I lay here everyday and every night. I am never touched, never thought of, never needed. I am forgotten. I’m gathering dust, my intricate gothic carvings once bright gold now covered in a thin layer of the horrible stuff. I should be hanging proudly on a wall! In the centre, where everybody can see me, the focal point of the wall – of the room! A number of years ago that was my role; I was the first thing you noticed in the entryway of the house, my gold frame displayed proudly on the wall. Not hidden, like I am now.
I don’t belong here, in this room, with these things. This is the room of a teenager, and one who refuses to grow up. I belong in a grand house, a place where my beauty can be appreciated, not ignored. I am completely out of place! Sure, I fit the girl’s style, but this is still, at the end of the day, the room of a teenage girl. Those silly McFly posters have just been taken off the wall – after ten years! But they were here before me, I shouldn’t be complaining – everyone deserves their time in the limelight. However, they’re gone, in the bin and out of her life, as is the mountain of cuddly toys lying in a heap on that unused sofa chair (which I am also glad to see the back of, it just caused so much clutter and, to be frank, was absolutely hideous). At least I know that when I leave this room it won’t be in a bin bag; I’ll be leaving with the girl in a couple of years when she has a place of her own, and I’ll be hanging, once again, in the middle of a well decorated wall, the centre of everyone’s attention. I can’t wait! I’m sick of being hidden behind the stereo and used as a ledge for old photos to stand on, half of me covered by a stack of DVD’s and framed photos she doesn’t care for.

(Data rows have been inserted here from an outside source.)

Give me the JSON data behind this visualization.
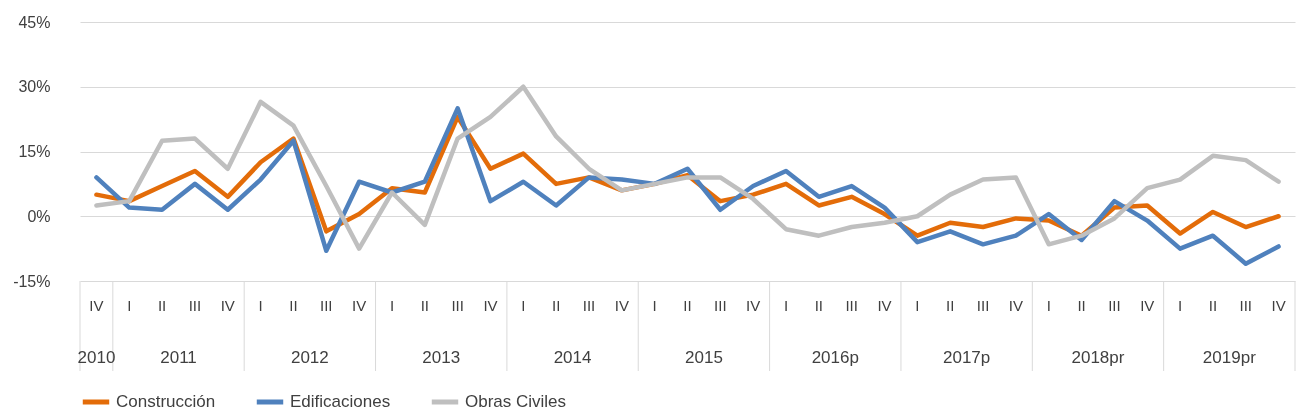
{
  "chart_data": {
    "type": "line",
    "categories": [
      "IV",
      "I",
      "II",
      "III",
      "IV",
      "I",
      "II",
      "III",
      "IV",
      "I",
      "II",
      "III",
      "IV",
      "I",
      "II",
      "III",
      "IV",
      "I",
      "II",
      "III",
      "IV",
      "I",
      "II",
      "III",
      "IV",
      "I",
      "II",
      "III",
      "IV",
      "I",
      "II",
      "III",
      "IV",
      "I",
      "II",
      "III",
      "IV"
    ],
    "annotations": [
      "2010",
      "2011",
      "2012",
      "2013",
      "2014",
      "2015",
      "2016p",
      "2017p",
      "2018pr",
      "2019pr"
    ],
    "ylim": [
      -15,
      45
    ],
    "yticks": [
      {
        "value": -15,
        "label": "-15%"
      },
      {
        "value": 0,
        "label": "0%"
      },
      {
        "value": 15,
        "label": "15%"
      },
      {
        "value": 30,
        "label": "30%"
      },
      {
        "value": 45,
        "label": "45%"
      }
    ],
    "grid": "y",
    "legend": "bottom",
    "line_style": "solid",
    "marker": "none",
    "series": [
      {
        "name": "Construcción",
        "color": "#e36c09",
        "values": [
          5,
          3.5,
          7,
          10.5,
          4.5,
          12.5,
          18,
          -3.5,
          0.5,
          6.5,
          5.5,
          23,
          11,
          14.5,
          7.5,
          9,
          6,
          7.5,
          9.5,
          3.5,
          5,
          7.5,
          2.5,
          4.5,
          0.5,
          -4.5,
          -1.5,
          -2.5,
          -0.5,
          -1,
          -4.5,
          2,
          2.5,
          -4,
          1,
          -2.5,
          0
        ]
      },
      {
        "name": "Edificaciones",
        "color": "#4f81bd",
        "values": [
          9,
          2,
          1.5,
          7.5,
          1.5,
          8.5,
          17.5,
          -8,
          8,
          5.5,
          8,
          25,
          3.5,
          8,
          2.5,
          9,
          8.5,
          7.5,
          11,
          1.5,
          7,
          10.5,
          4.5,
          7,
          2,
          -6,
          -3.5,
          -6.5,
          -4.5,
          0.5,
          -5.5,
          3.5,
          -1,
          -7.5,
          -4.5,
          -11,
          -7
        ]
      },
      {
        "name": "Obras Civiles",
        "color": "#bfbfbf",
        "values": [
          2.5,
          3.5,
          17.5,
          18,
          11,
          26.5,
          21,
          7,
          -7.5,
          5.5,
          -2,
          18,
          23,
          30,
          18.5,
          11,
          6,
          7.5,
          9,
          9,
          4,
          -3,
          -4.5,
          -2.5,
          -1.5,
          0,
          5,
          8.5,
          9,
          -6.5,
          -4.5,
          -0.5,
          6.5,
          8.5,
          14,
          13,
          8
        ]
      }
    ]
  }
}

That other mirror gets all the attention. That full length diva! It’s not my fault I’m not as curvy, not as tall. And it certainly is not my fault that I am ‘too heavy to take to uni’. We can’t all be full length and curvy like that squiggly thing. Mirrors come in all shapes and sizes you know – nobody deserves more attention than –
Oh she’s here! Watch as she walks straight past me, not even glancing my way. She’s walking over to her bed, putting a bag down, pulling out her phone, probably texting that boyfriend again. I swear he’s just as worse, not even a guest will look at me! Oh and she’s walked back out again. Did she look at me once? Nope. Did she think about me? Nope. Does she care? Nope. My day will come though, she won’t take the full length mirror away, it’s just a cheap IKEA thing. She’s going to want me, the sophisticated, ornate mirror that shows she’s a grown up – not the childish squiggles of the full length one. I’ll be the centre of everybody’s attention again, you’ll see.